Written by Edna Lake
Buddhism is different from many other religions in several ways. For example, there is no Buddhist god or creator. We have to accept full responsibility for our thoughts and actions and there is on question of redemption by another being, or remission of sin. There is, of course, moral behaviour, which brings good results, and bad behaviour which brings unhappy results, and, since Buddhists believe in rebirth, we can never escape such results.
For those of us who have been brought up in a Christian country, some of the teaching is hard to understand and some of the concepts which are given Pali names cannot be easily translated into English. I shall, very occasionally, use a Pali word, but hope to make its meaning clear. For example, the word “Dukkha” is often translated as “Suffering”, but this is only one of its meanings. It can also mean “Unsatisfactoriness, because of impermanence.”
The Buddha mentioned dukkha as the main problem of life, brought about by craving, and clinging, as well as ignorance. It is the first of the four noble truths which encapsulate the Buddha’s dhamma or teaching. These truths are – all forms of existence are unsatisfactory and subject to suffering. All suffering is produced by craving. The extinction of craving results in the extinction of rebirth and suffering. The Noble Eightfold Path indicates the way to bring about this extinction.

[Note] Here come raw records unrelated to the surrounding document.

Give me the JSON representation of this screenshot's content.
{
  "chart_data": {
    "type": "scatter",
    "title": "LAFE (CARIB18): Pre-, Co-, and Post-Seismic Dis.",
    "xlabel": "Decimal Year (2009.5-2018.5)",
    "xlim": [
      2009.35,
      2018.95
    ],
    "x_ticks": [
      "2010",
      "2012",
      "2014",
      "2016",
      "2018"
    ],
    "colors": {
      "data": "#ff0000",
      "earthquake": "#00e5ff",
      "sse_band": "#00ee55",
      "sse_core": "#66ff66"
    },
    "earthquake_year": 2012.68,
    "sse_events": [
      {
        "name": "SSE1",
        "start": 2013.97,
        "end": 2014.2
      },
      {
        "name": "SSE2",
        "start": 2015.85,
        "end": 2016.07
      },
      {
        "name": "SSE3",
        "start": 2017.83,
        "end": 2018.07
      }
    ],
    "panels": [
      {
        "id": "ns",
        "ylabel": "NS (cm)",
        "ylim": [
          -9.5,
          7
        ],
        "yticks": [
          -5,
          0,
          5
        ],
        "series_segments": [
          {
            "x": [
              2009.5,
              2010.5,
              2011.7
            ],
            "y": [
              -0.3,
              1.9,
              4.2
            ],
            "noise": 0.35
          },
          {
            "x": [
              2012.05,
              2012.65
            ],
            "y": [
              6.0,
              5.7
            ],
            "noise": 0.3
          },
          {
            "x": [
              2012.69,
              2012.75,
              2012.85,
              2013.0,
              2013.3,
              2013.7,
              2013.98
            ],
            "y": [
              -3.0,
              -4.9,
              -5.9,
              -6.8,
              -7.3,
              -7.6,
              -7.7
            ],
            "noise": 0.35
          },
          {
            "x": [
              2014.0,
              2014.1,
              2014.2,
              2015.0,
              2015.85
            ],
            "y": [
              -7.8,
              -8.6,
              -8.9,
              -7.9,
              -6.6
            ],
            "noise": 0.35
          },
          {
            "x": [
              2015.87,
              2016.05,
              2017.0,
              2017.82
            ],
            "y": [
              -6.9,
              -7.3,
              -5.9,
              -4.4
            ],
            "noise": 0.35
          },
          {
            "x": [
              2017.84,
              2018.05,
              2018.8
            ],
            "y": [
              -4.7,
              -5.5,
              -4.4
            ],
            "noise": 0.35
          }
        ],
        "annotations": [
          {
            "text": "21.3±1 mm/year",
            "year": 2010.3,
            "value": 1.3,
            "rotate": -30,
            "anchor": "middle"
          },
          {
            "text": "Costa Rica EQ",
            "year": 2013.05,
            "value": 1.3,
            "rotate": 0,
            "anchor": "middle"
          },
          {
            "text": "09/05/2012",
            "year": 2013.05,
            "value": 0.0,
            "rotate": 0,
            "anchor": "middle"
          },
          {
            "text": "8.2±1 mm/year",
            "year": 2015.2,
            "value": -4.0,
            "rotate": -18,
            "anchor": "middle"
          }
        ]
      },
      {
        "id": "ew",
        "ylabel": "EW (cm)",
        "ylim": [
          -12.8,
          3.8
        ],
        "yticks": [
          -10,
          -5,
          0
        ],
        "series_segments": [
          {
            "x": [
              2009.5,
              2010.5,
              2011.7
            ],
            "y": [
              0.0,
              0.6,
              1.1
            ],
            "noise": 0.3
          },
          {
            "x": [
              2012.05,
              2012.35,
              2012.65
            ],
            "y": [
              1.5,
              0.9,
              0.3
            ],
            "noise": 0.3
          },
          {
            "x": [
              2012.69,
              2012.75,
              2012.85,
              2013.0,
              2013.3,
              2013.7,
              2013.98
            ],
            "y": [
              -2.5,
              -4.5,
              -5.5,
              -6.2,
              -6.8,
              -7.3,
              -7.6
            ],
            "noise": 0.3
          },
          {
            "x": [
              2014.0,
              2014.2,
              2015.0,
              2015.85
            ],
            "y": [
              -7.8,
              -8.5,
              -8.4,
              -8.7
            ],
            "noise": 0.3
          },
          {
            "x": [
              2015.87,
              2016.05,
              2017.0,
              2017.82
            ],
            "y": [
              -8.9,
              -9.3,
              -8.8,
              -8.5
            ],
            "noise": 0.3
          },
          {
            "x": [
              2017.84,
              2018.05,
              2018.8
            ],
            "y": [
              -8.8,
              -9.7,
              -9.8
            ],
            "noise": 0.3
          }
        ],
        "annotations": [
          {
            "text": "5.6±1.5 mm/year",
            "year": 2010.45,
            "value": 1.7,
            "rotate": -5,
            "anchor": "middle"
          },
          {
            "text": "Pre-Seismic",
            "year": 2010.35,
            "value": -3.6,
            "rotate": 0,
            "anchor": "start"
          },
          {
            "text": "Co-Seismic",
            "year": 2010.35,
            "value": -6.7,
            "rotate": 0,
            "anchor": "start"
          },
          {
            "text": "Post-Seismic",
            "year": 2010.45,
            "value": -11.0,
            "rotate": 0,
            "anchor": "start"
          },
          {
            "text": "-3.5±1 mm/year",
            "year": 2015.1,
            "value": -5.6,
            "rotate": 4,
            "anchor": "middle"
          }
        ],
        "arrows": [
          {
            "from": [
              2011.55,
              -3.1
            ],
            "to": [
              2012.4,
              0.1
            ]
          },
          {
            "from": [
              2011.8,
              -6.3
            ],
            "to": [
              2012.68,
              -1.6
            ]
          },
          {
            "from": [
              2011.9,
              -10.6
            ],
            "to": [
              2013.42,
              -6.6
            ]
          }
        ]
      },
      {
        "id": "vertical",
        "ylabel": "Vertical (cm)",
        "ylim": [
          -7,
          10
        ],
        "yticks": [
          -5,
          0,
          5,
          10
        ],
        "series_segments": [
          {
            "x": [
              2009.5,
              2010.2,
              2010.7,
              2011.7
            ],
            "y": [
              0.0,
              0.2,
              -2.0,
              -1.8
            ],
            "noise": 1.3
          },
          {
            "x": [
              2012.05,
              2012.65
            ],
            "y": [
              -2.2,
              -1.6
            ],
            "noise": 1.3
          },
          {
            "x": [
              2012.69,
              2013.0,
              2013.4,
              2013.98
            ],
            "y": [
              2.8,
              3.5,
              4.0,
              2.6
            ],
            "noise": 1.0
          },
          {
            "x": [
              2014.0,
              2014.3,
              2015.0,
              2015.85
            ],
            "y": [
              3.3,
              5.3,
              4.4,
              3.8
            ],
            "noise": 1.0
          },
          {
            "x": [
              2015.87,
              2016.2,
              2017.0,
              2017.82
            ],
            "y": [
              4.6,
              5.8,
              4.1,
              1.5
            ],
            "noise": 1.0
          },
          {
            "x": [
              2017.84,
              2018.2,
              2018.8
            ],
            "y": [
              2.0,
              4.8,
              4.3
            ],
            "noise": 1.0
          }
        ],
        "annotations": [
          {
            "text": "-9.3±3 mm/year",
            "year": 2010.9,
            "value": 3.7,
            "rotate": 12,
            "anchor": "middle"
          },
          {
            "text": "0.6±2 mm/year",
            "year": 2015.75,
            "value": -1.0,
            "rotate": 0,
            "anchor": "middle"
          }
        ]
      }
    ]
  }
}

The ultimate aim is to experience Nibbana. This is no like going to heaven, or living in a state of perpetual joy. It has been compared to the blowing out of a candle flame. But more will be said about this later.

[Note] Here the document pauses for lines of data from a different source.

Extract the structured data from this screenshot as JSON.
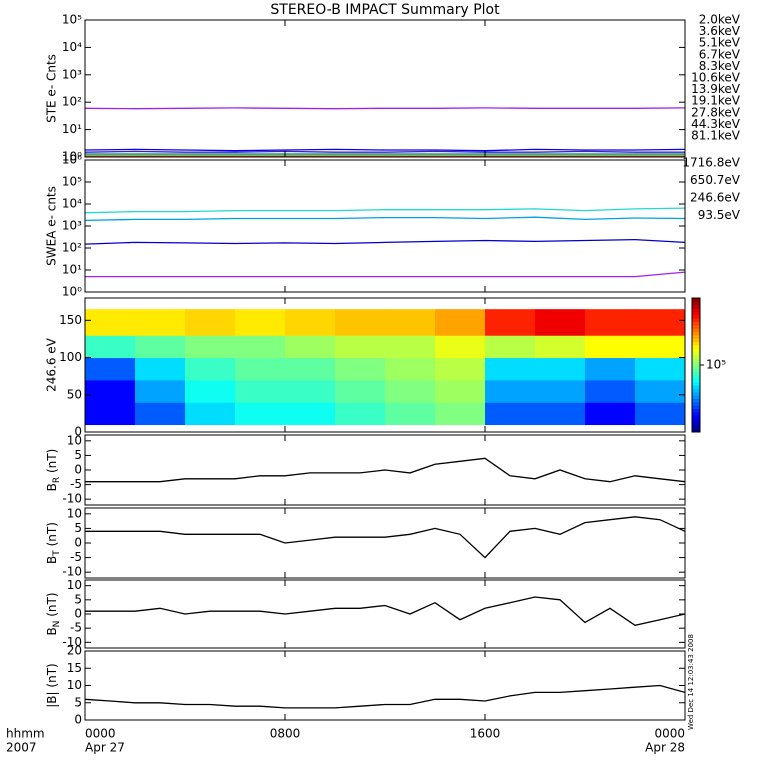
{
  "chart_data": [
    {
      "type": "line",
      "title": "STEREO-B IMPACT Summary Plot",
      "ylabel": "STE e- Cnts",
      "log": true,
      "ylim": [
        1,
        100000
      ],
      "yticks": [
        {
          "value": 1,
          "label": "10⁰"
        },
        {
          "value": 10,
          "label": "10¹"
        },
        {
          "value": 100,
          "label": "10²"
        },
        {
          "value": 1000,
          "label": "10³"
        },
        {
          "value": 10000,
          "label": "10⁴"
        },
        {
          "value": 100000,
          "label": "10⁵"
        }
      ],
      "xlim": [
        0,
        24
      ],
      "x": [
        0,
        2,
        4,
        6,
        8,
        10,
        12,
        14,
        16,
        18,
        20,
        22,
        24
      ],
      "series": [
        {
          "name": "2.0keV",
          "color": "#a020f0",
          "values": [
            60,
            58,
            60,
            62,
            60,
            58,
            60,
            60,
            62,
            60,
            60,
            60,
            62
          ]
        },
        {
          "name": "3.6keV",
          "color": "#5020a0",
          "values": [
            1.5,
            1.6,
            1.5,
            1.5,
            1.6,
            1.5,
            1.5,
            1.6,
            1.5,
            1.5,
            1.6,
            1.5,
            1.5
          ]
        },
        {
          "name": "5.1keV",
          "color": "#0000ff",
          "values": [
            1.8,
            1.9,
            1.8,
            1.7,
            1.8,
            1.9,
            1.8,
            1.8,
            1.7,
            1.9,
            1.8,
            1.8,
            1.9
          ]
        },
        {
          "name": "6.7keV",
          "color": "#1e90d0",
          "values": [
            1.3,
            1.3,
            1.3,
            1.3,
            1.3,
            1.3,
            1.3,
            1.3,
            1.3,
            1.3,
            1.3,
            1.3,
            1.3
          ]
        },
        {
          "name": "8.3keV",
          "color": "#00c8c8",
          "values": [
            1.2,
            1.2,
            1.2,
            1.2,
            1.2,
            1.2,
            1.2,
            1.2,
            1.2,
            1.2,
            1.2,
            1.2,
            1.2
          ]
        },
        {
          "name": "10.6keV",
          "color": "#00c890",
          "values": [
            1.15,
            1.15,
            1.15,
            1.15,
            1.15,
            1.15,
            1.15,
            1.15,
            1.15,
            1.15,
            1.15,
            1.15,
            1.15
          ]
        },
        {
          "name": "13.9keV",
          "color": "#30c030",
          "values": [
            1.1,
            1.1,
            1.1,
            1.1,
            1.1,
            1.1,
            1.1,
            1.1,
            1.1,
            1.1,
            1.1,
            1.1,
            1.1
          ]
        },
        {
          "name": "19.1keV",
          "color": "#b0c800",
          "values": [
            1.05,
            1.05,
            1.05,
            1.05,
            1.05,
            1.05,
            1.05,
            1.05,
            1.05,
            1.05,
            1.05,
            1.05,
            1.05
          ]
        },
        {
          "name": "27.8keV",
          "color": "#e8c000",
          "values": [
            1.05,
            1.05,
            1.05,
            1.05,
            1.05,
            1.05,
            1.05,
            1.05,
            1.05,
            1.05,
            1.05,
            1.05,
            1.05
          ]
        },
        {
          "name": "44.3keV",
          "color": "#ff9000",
          "values": [
            1.1,
            1.1,
            1.1,
            1.1,
            1.1,
            1.1,
            1.1,
            1.1,
            1.1,
            1.1,
            1.1,
            1.1,
            1.1
          ]
        },
        {
          "name": "81.1keV",
          "color": "#e02020",
          "values": [
            1.02,
            1.02,
            1.02,
            1.02,
            1.02,
            1.02,
            1.02,
            1.02,
            1.02,
            1.02,
            1.02,
            1.02,
            1.02
          ]
        }
      ]
    },
    {
      "type": "line",
      "ylabel": "SWEA e- cnts",
      "log": true,
      "ylim": [
        1,
        1000000
      ],
      "yticks": [
        {
          "value": 1,
          "label": "10⁰"
        },
        {
          "value": 10,
          "label": "10¹"
        },
        {
          "value": 100,
          "label": "10²"
        },
        {
          "value": 1000,
          "label": "10³"
        },
        {
          "value": 10000,
          "label": "10⁴"
        },
        {
          "value": 100000,
          "label": "10⁵"
        },
        {
          "value": 1000000,
          "label": "10⁶"
        }
      ],
      "xlim": [
        0,
        24
      ],
      "x": [
        0,
        2,
        4,
        6,
        8,
        10,
        12,
        14,
        16,
        18,
        20,
        22,
        24
      ],
      "series": [
        {
          "name": "1716.8eV",
          "color": "#a020f0",
          "values": [
            5,
            5,
            5,
            5,
            5,
            5,
            5,
            5,
            5,
            5,
            5,
            5,
            8
          ]
        },
        {
          "name": "650.7eV",
          "color": "#0000c8",
          "values": [
            150,
            180,
            170,
            160,
            170,
            160,
            180,
            200,
            220,
            200,
            220,
            240,
            180
          ]
        },
        {
          "name": "246.6eV",
          "color": "#00a0e0",
          "values": [
            1800,
            2000,
            2000,
            2200,
            2200,
            2200,
            2400,
            2400,
            2200,
            2500,
            2000,
            2300,
            2200
          ]
        },
        {
          "name": "93.5eV",
          "color": "#20d8d0",
          "values": [
            4000,
            4500,
            4500,
            5000,
            5000,
            5000,
            5500,
            5500,
            5500,
            6000,
            5000,
            6000,
            6500
          ]
        }
      ]
    },
    {
      "type": "heatmap",
      "ylabel": "246.6 eV",
      "ylim": [
        0,
        180
      ],
      "yticks": [
        0,
        50,
        100,
        150
      ],
      "xlim": [
        0,
        24
      ],
      "x_edges": [
        0,
        2,
        4,
        6,
        8,
        10,
        12,
        14,
        16,
        18,
        20,
        22,
        24
      ],
      "y_edges": [
        10,
        40,
        70,
        100,
        130,
        165
      ],
      "z": [
        [
          30000,
          40000,
          60000,
          70000,
          70000,
          80000,
          90000,
          100000,
          40000,
          40000,
          30000,
          40000
        ],
        [
          30000,
          50000,
          70000,
          80000,
          80000,
          90000,
          100000,
          110000,
          50000,
          50000,
          40000,
          50000
        ],
        [
          40000,
          60000,
          80000,
          90000,
          90000,
          100000,
          110000,
          120000,
          60000,
          60000,
          50000,
          60000
        ],
        [
          80000,
          90000,
          100000,
          100000,
          110000,
          120000,
          120000,
          140000,
          120000,
          130000,
          150000,
          150000
        ],
        [
          160000,
          160000,
          170000,
          160000,
          170000,
          180000,
          180000,
          200000,
          300000,
          350000,
          300000,
          300000
        ]
      ],
      "clim": [
        20000,
        500000
      ],
      "cticks": [
        {
          "value": 100000,
          "label": "10⁵"
        }
      ]
    },
    {
      "type": "line",
      "ylabel": {
        "main": "B",
        "sub": "R",
        "unit": " (nT)"
      },
      "ylim": [
        -12,
        12
      ],
      "yticks": [
        10,
        5,
        0,
        -5,
        -10
      ],
      "xlim": [
        0,
        24
      ],
      "x": [
        0,
        1,
        2,
        3,
        4,
        5,
        6,
        7,
        8,
        9,
        10,
        11,
        12,
        13,
        14,
        15,
        16,
        17,
        18,
        19,
        20,
        21,
        22,
        23,
        24
      ],
      "series": [
        {
          "name": "BR",
          "color": "#000000",
          "values": [
            -4,
            -4,
            -4,
            -4,
            -3,
            -3,
            -3,
            -2,
            -2,
            -1,
            -1,
            -1,
            0,
            -1,
            2,
            3,
            4,
            -2,
            -3,
            0,
            -3,
            -4,
            -2,
            -3,
            -4
          ]
        }
      ]
    },
    {
      "type": "line",
      "ylabel": {
        "main": "B",
        "sub": "T",
        "unit": " (nT)"
      },
      "ylim": [
        -12,
        12
      ],
      "yticks": [
        10,
        5,
        0,
        -5,
        -10
      ],
      "xlim": [
        0,
        24
      ],
      "x": [
        0,
        1,
        2,
        3,
        4,
        5,
        6,
        7,
        8,
        9,
        10,
        11,
        12,
        13,
        14,
        15,
        16,
        17,
        18,
        19,
        20,
        21,
        22,
        23,
        24
      ],
      "series": [
        {
          "name": "BT",
          "color": "#000000",
          "values": [
            4,
            4,
            4,
            4,
            3,
            3,
            3,
            3,
            0,
            1,
            2,
            2,
            2,
            3,
            5,
            3,
            -5,
            4,
            5,
            3,
            7,
            8,
            9,
            8,
            4
          ]
        }
      ]
    },
    {
      "type": "line",
      "ylabel": {
        "main": "B",
        "sub": "N",
        "unit": " (nT)"
      },
      "ylim": [
        -12,
        12
      ],
      "yticks": [
        10,
        5,
        0,
        -5,
        -10
      ],
      "xlim": [
        0,
        24
      ],
      "x": [
        0,
        1,
        2,
        3,
        4,
        5,
        6,
        7,
        8,
        9,
        10,
        11,
        12,
        13,
        14,
        15,
        16,
        17,
        18,
        19,
        20,
        21,
        22,
        23,
        24
      ],
      "series": [
        {
          "name": "BN",
          "color": "#000000",
          "values": [
            1,
            1,
            1,
            2,
            0,
            1,
            1,
            1,
            0,
            1,
            2,
            2,
            3,
            0,
            4,
            -2,
            2,
            4,
            6,
            5,
            -3,
            2,
            -4,
            -2,
            0
          ]
        }
      ]
    },
    {
      "type": "line",
      "ylabel": {
        "main": "|B|",
        "unit": " (nT)"
      },
      "ylim": [
        0,
        20
      ],
      "yticks": [
        0,
        5,
        10,
        15,
        20
      ],
      "xlim": [
        0,
        24
      ],
      "x": [
        0,
        1,
        2,
        3,
        4,
        5,
        6,
        7,
        8,
        9,
        10,
        11,
        12,
        13,
        14,
        15,
        16,
        17,
        18,
        19,
        20,
        21,
        22,
        23,
        24
      ],
      "series": [
        {
          "name": "|B|",
          "color": "#000000",
          "values": [
            6,
            5.5,
            5,
            5,
            4.5,
            4.5,
            4,
            4,
            3.5,
            3.5,
            3.5,
            4,
            4.5,
            4.5,
            6,
            6,
            5.5,
            7,
            8,
            8,
            8.5,
            9,
            9.5,
            10,
            8
          ]
        }
      ],
      "xticks": [
        {
          "value": 0,
          "label": "0000"
        },
        {
          "value": 8,
          "label": "0800"
        },
        {
          "value": 16,
          "label": "1600"
        },
        {
          "value": 24,
          "label": "0000"
        }
      ],
      "date_labels": [
        {
          "value": 0,
          "label": "Apr 27"
        },
        {
          "value": 24,
          "label": "Apr 28"
        }
      ],
      "xlabel": "hhmm",
      "year": "2007",
      "timestamp": "Wed Dec 14 12:03:43 2008"
    }
  ]
}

Buddhism is concerned with individual emancipation. The way forward is to follow the example of the Buddha himself, who made his discovery of the four noble truths by sitting in meditation and closely investigating his thoughts and feelings. Neither temples nor images are required, to follow the path, there are no prayers or hymns of praise, since the Buddha, though very exceptional, was still a human being. However, many devotees do find the Buddha images, the temples and the various chantings to be helpful in concentrating the mind.